Differentiable Neural Architecture Search

Differentiable Neural Architecture Search (DNAS)

Are you tired of manually designing neural network architectures? Are you looking for a more efficient way to optimize ConvNet architectures? Look no further than Differentiable Neural Architecture Search (DNAS). DNAS uses gradient-based methods to explore a layer-wise search space, allowing for the selection of different building blocks for each layer of the ConvNet. DNAS represents the search space by a super net whose operators execute stochastically.

Optimizing ConvNet Architectures

Previous methods of optimizing ConvNet architectures involved enumerating and training individual architectures separately. However, DNAS avoids this lengthy process by finding a distribution that yields the optimal architecture. This is done using the Gumbel Softmax technique. By directly training the architecture distribution through gradient-based optimization such as SGD, DNAS becomes a more efficient way to optimize ConvNet architectures.

Training the Stochastic Super Net

The loss used to train the stochastic super net consists of both the cross-entropy loss that leads to better accuracy and the latency loss that penalizes the network's latency on a target device.

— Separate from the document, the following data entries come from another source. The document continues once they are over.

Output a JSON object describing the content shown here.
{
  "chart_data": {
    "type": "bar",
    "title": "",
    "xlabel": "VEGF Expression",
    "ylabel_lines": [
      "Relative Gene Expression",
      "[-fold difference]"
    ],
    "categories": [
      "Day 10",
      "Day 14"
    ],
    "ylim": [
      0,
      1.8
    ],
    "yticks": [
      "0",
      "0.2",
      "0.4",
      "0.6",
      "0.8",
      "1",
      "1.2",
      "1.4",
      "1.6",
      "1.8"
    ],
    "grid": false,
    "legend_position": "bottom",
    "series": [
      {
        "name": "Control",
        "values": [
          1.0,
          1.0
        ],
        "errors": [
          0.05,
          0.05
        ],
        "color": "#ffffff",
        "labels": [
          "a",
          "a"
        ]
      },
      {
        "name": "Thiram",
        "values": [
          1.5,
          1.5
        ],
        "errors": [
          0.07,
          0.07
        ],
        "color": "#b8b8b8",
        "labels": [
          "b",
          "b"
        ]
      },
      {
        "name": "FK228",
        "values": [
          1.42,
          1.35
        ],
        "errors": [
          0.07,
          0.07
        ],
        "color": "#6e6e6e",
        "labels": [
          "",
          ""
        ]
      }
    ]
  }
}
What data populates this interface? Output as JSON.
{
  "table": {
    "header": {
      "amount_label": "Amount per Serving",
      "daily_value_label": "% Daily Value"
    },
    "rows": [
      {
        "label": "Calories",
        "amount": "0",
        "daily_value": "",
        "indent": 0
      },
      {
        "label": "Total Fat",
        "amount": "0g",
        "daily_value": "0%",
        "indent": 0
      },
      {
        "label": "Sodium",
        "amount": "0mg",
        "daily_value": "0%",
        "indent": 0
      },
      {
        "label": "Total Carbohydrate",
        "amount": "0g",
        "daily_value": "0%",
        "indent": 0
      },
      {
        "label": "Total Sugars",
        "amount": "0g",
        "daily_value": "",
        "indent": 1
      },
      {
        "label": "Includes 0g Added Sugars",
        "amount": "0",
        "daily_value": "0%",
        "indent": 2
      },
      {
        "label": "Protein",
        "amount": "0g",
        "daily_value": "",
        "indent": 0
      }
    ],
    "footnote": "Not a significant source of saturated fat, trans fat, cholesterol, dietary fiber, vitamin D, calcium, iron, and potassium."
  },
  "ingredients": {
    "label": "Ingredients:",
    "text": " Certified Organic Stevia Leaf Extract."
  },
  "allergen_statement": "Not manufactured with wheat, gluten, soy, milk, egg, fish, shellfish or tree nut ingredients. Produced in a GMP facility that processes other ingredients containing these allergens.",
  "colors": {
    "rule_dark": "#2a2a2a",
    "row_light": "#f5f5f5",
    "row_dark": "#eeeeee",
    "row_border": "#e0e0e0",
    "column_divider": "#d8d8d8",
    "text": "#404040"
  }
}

This dual approach ensures that the architecture selected not only has high accuracy but also operates quickly on its intended device. However, estimating the latency of an architecture can be a challenge due to the enormous search space. To overcome this challenge, the latency of each operator in the search space is measured, and a lookup table model is used to compute the overall latency by adding up the latency of each operator. This also makes the latency differentiable with respect to layer-wise block choices.

The Benefits of DNAS

DNAS offers several benefits to the field of machine learning. First and foremost, it saves time by avoiding the lengthy process of manually designing neural network architectures. Furthermore, it finds a distribution that yields the optimal architecture, allowing for higher accuracy and faster operation on target devices. Additionally, it offers a method to estimate latency in an enormous search space, making it a more efficient way to optimize ConvNet architectures.

So why manually design neural network architectures when DNAS offers an easier and more efficient way to optimize them? Give it a try and see the benefits firsthand.